The painting is depicts an anthropomorphic figure, which is seemingly dancing in a landscape that is empty and vast. The seminal work also goes ahead to depict a red carcass having some sort of iron reinforcement together with human hands. When you compare the canvas Max used on this painting with his other works, you will find that this painting is relatively smaller with the centre being the dominating area of the composition. The tower in the foreground is precariously balanced in such a way that it seems it was spinning but it has been halted. This style of painting was especially used by earlier artists to portray a notion of commitment to the subconscious and estrangement in surrealism but at the same time they were able to make their paintings contemporary.
Max was able to achieve some sort of stability in the painting by placing the seemingly unstable base with a relatively stable architecture of the top to be in internal conflict. The term Ubu Imperator loosely translates as Commander but Max contrasts this meaning with a figure that seems to lack some element of stability thus it is not a commanding figure in both life and art.

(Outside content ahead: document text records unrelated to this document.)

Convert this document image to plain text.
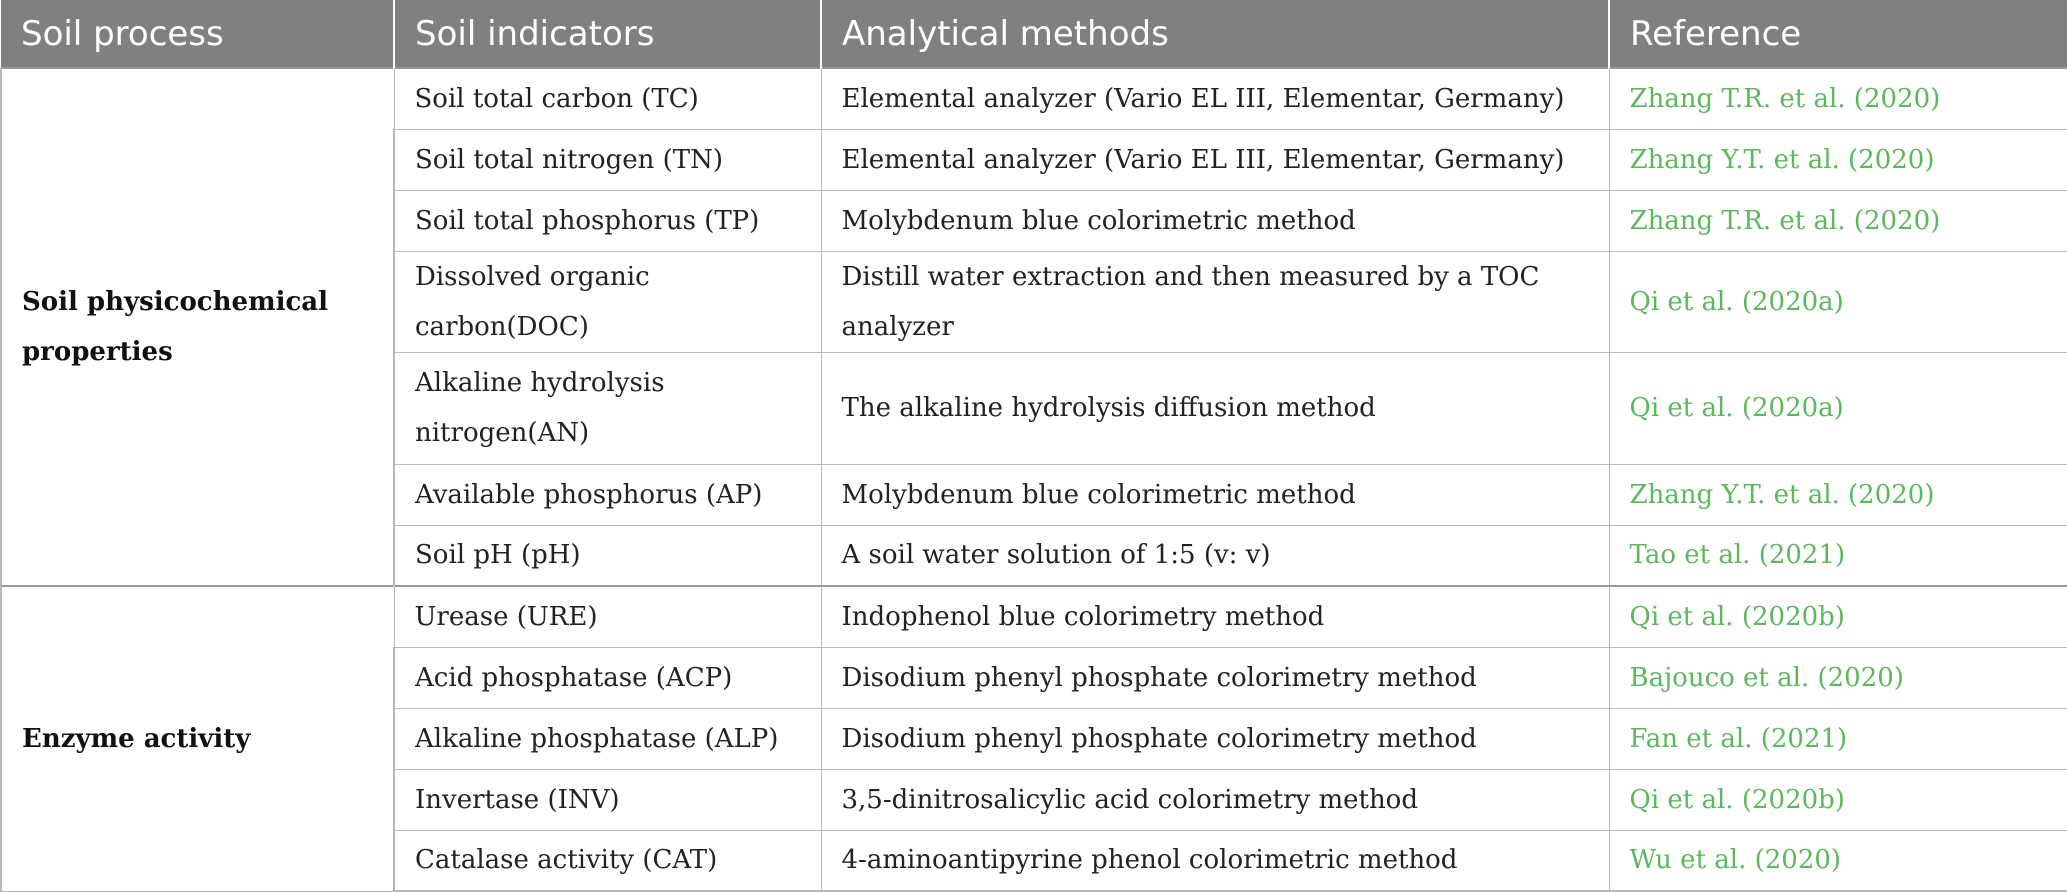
Soil process	Soil indicators	Analytical methods	Reference
Soil physicochemical properties	Soil total carbon (TC)	Elemental analyzer (Vario EL III, Elementar, Germany)	Zhang T.R. et al. (2020)
	Soil total nitrogen (TN)	Elemental analyzer (Vario EL III, Elementar, Germany)	Zhang Y.T. et al. (2020)
	Soil total phosphorus (TP)	Molybdenum blue colorimetric method	Zhang T.R. et al. (2020)
	Dissolved organic carbon(DOC)	Distill water extraction and then measured by a TOC analyzer	Qi et al. (2020a)
	Alkaline hydrolysis nitrogen(AN)	The alkaline hydrolysis diffusion method	Qi et al. (2020a)
	Available phosphorus (AP)	Molybdenum blue colorimetric method	Zhang Y.T. et al. (2020)
	Soil pH (pH)	A soil water solution of 1:5 (v: v)	Tao et al. (2021)
Enzyme activity	Urease (URE)	Indophenol blue colorimetry method	Qi et al. (2020b)
	Acid phosphatase (ACP)	Disodium phenyl phosphate colorimetry method	Bajouco et al. (2020)
	Alkaline phosphatase (ALP)	Disodium phenyl phosphate colorimetry method	Fan et al. (2021)
	Invertase (INV)	3,5-dinitrosalicylic acid colorimetry method	Qi et al. (2020b)
	Catalase activity (CAT)	4-aminoantipyrine phenol colorimetric method	Wu et al. (2020)
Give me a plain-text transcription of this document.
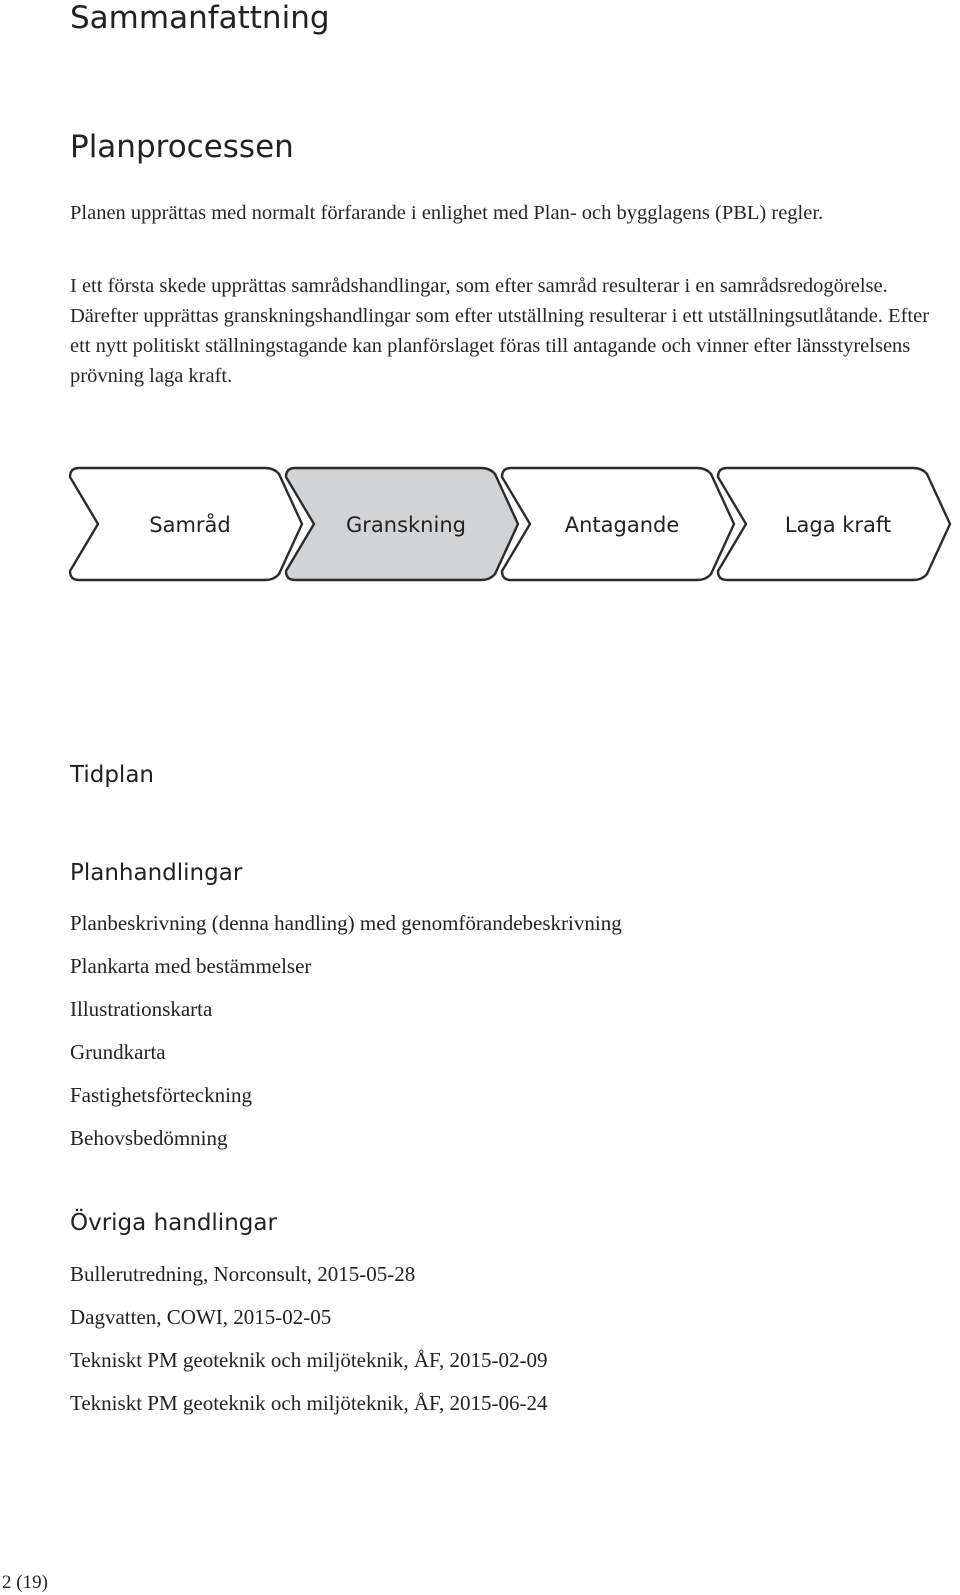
Sammanfattning
Planprocessen

Planen upprättas med normalt förfarande i enlighet med Plan- och bygglagens (PBL) regler.

I ett första skede upprättas samrådshandlingar, som efter samråd resulterar i en samrådsredogörelse. Därefter upprättas granskningshandlingar som efter utställning resulterar i ett utställningsutlåtande. Efter ett nytt politiskt ställningstagande kan planförslaget föras till antagande och vinner efter länsstyrelsens prövning laga kraft.

Samråd	Granskning	Antagande	Laga kraft
Tidplan
Planhandlingar
Planbeskrivning (denna handling) med genomförandebeskrivning
Plankarta med bestämmelser
Illustrationskarta
Grundkarta
Fastighetsförteckning
Behovsbedömning
Övriga handlingar
Bullerutredning, Norconsult, 2015-05-28
Dagvatten, COWI, 2015-02-05
Tekniskt PM geoteknik och miljöteknik, ÅF, 2015-02-09
Tekniskt PM geoteknik och miljöteknik, ÅF, 2015-06-24
2 (19)
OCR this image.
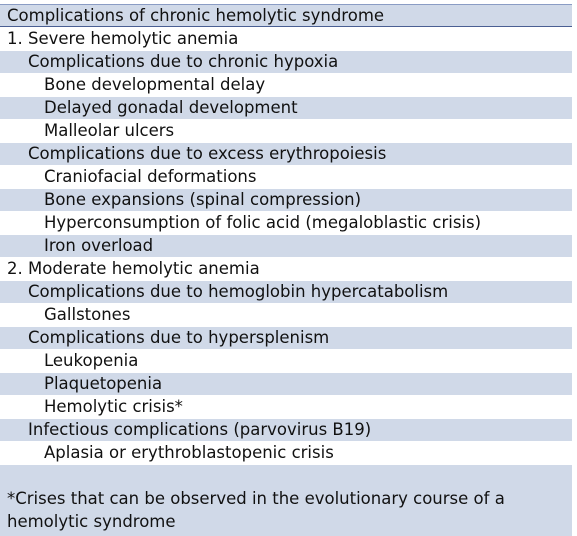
Complications of chronic hemolytic syndrome
1. Severe hemolytic anemia
Complications due to chronic hypoxia
Bone developmental delay
Delayed gonadal development
Malleolar ulcers
Complications due to excess erythropoiesis
Craniofacial deformations
Bone expansions (spinal compression)
Hyperconsumption of folic acid (megaloblastic crisis)
Iron overload
2. Moderate hemolytic anemia
Complications due to hemoglobin hypercatabolism
Gallstones
Complications due to hypersplenism
Leukopenia
Plaquetopenia
Hemolytic crisis*
Infectious complications (parvovirus B19)
Aplasia or erythroblastopenic crisis
*Crises that can be observed in the evolutionary course of a hemolytic syndrome
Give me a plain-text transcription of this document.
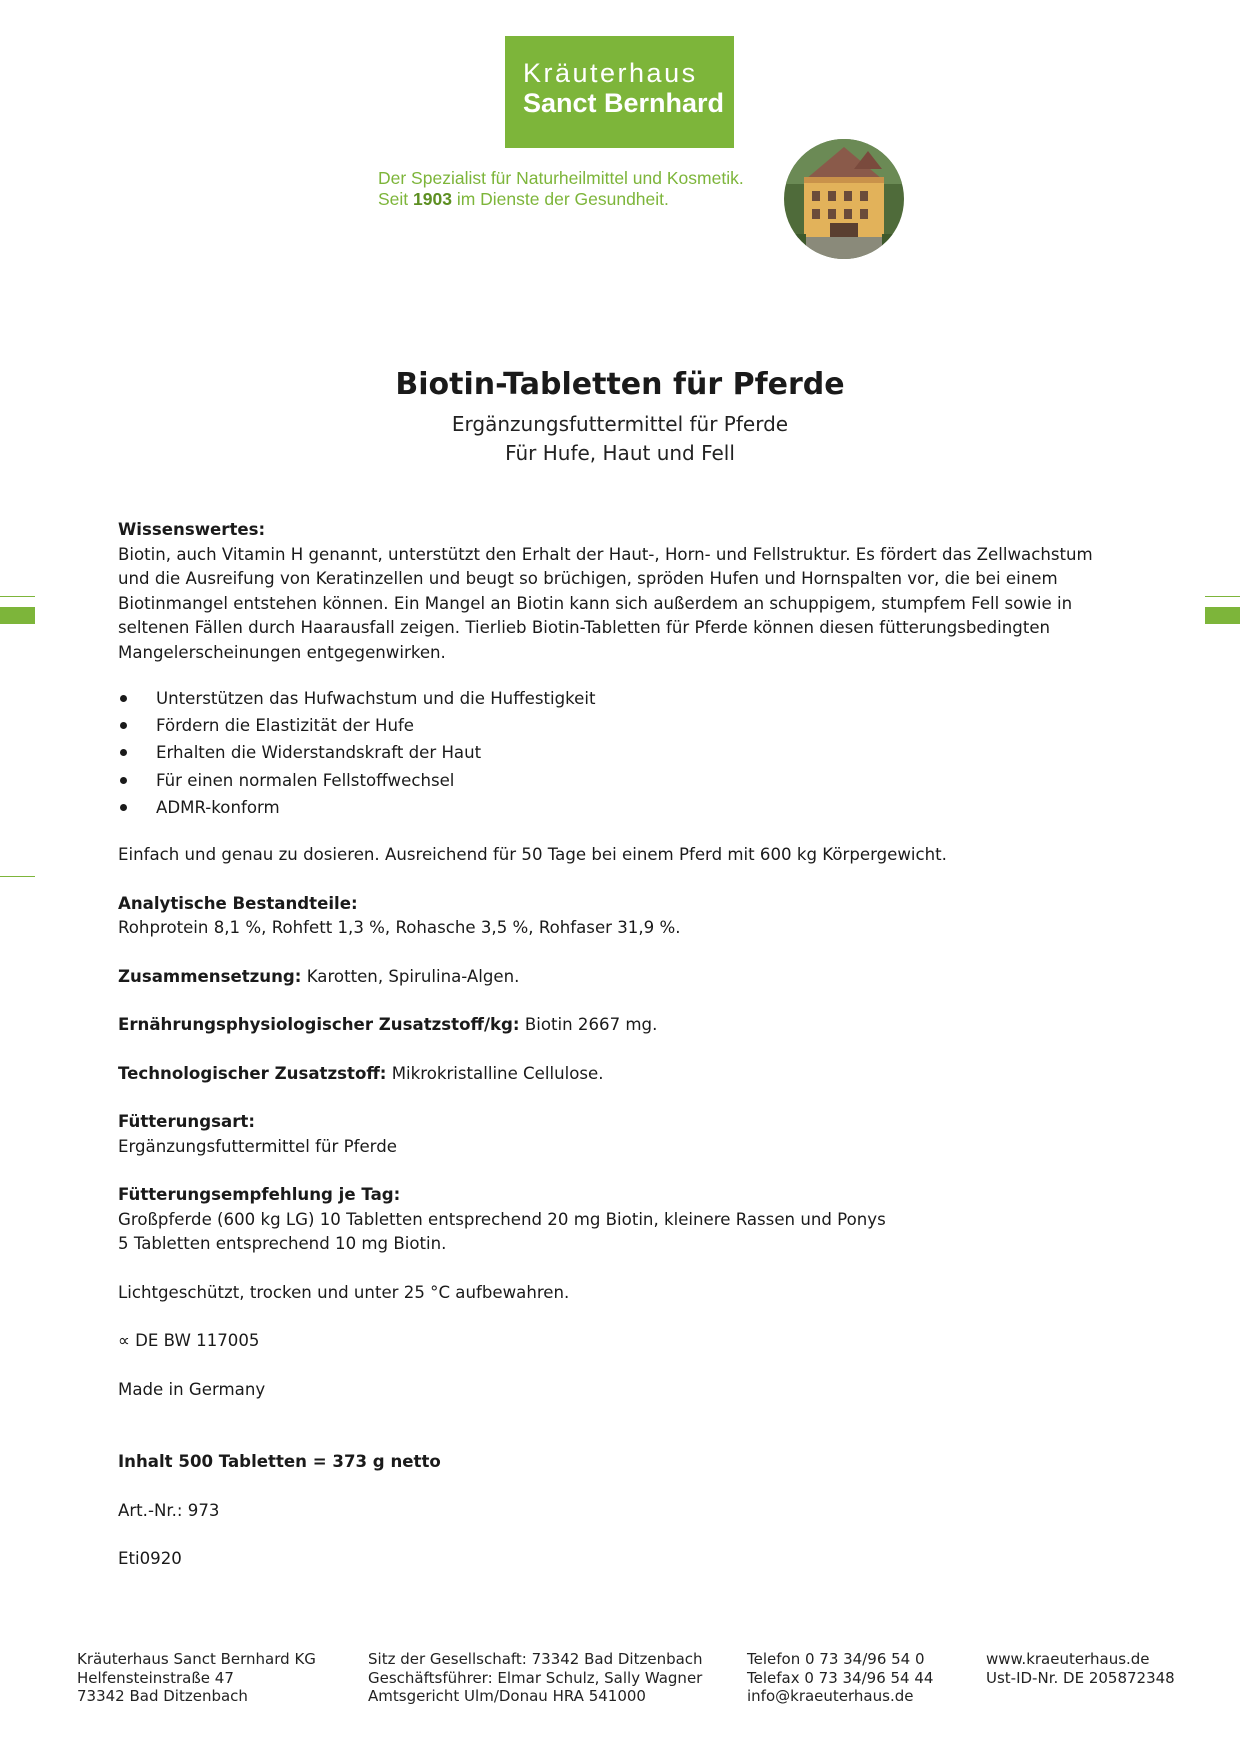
Kräuterhaus
Sanct Bernhard
Der Spezialist für Naturheilmittel und Kosmetik.
Seit 1903 im Dienste der Gesundheit.
Biotin-Tabletten für Pferde
Ergänzungsfuttermittel für Pferde
Für Hufe, Haut und Fell

Wissenswertes:

Biotin, auch Vitamin H genannt, unterstützt den Erhalt der Haut-, Horn- und Fellstruktur. Es fördert das Zellwachstum und die Ausreifung von Keratinzellen und beugt so brüchigen, spröden Hufen und Hornspalten vor, die bei einem Biotinmangel entstehen können. Ein Mangel an Biotin kann sich außerdem an schuppigem, stumpfem Fell sowie in seltenen Fällen durch Haarausfall zeigen. Tierlieb Biotin-Tabletten für Pferde können diesen fütterungsbedingten Mangelerscheinungen entgegenwirken.

Unterstützen das Hufwachstum und die Huffestigkeit
Fördern die Elastizität der Hufe
Erhalten die Widerstandskraft der Haut
Für einen normalen Fellstoffwechsel
ADMR-konform

Einfach und genau zu dosieren. Ausreichend für 50 Tage bei einem Pferd mit 600 kg Körpergewicht.

Analytische Bestandteile:

Rohprotein 8,1 %, Rohfett 1,3 %, Rohasche 3,5 %, Rohfaser 31,9 %.

Zusammensetzung: Karotten, Spirulina-Algen.

Ernährungsphysiologischer Zusatzstoff/kg: Biotin 2667 mg.

Technologischer Zusatzstoff: Mikrokristalline Cellulose.

Fütterungsart:

Ergänzungsfuttermittel für Pferde

Fütterungsempfehlung je Tag:

Großpferde (600 kg LG) 10 Tabletten entsprechend 20 mg Biotin, kleinere Rassen und Ponys

5 Tabletten entsprechend 10 mg Biotin.

Lichtgeschützt, trocken und unter 25 °C aufbewahren.

∝ DE BW 117005

Made in Germany

Inhalt 500 Tabletten = 373 g netto

Art.-Nr.: 973

Eti0920

Kräuterhaus Sanct Bernhard KG
Helfensteinstraße 47
73342 Bad Ditzenbach
Sitz der Gesellschaft: 73342 Bad Ditzenbach
Geschäftsführer: Elmar Schulz, Sally Wagner
Amtsgericht Ulm/Donau HRA 541000
Telefon 0 73 34/96 54 0
Telefax 0 73 34/96 54 44
info@kraeuterhaus.de
www.kraeuterhaus.de
Ust-ID-Nr. DE 205872348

His brushworks in the painting enabled him to create an art piece that managed to radiate a commanding presence that is seemingly beyond its scale.
Over his career, Max Ersnt was able to learn and get inspired by a number of great artists in history who were a key source of inspiration throughout his career. Some of the noteworthy names that played a significant role in shaping Max Ernst’s career include Vincent van Gogh, Marcel Duchamp, Caspar David Friedrich, Giorgio de Chirico and August Macke. Art movements like Dada and Surrealism also played a critical role in his career. Such influences made him a notable name in the history of art, which directly influenced artists like Sigmar Polke, Willem de Kooning, Jackson Pollock and Cindy Sherman among other artists and influenced movements like Surrealism and Abstract Expressionism too.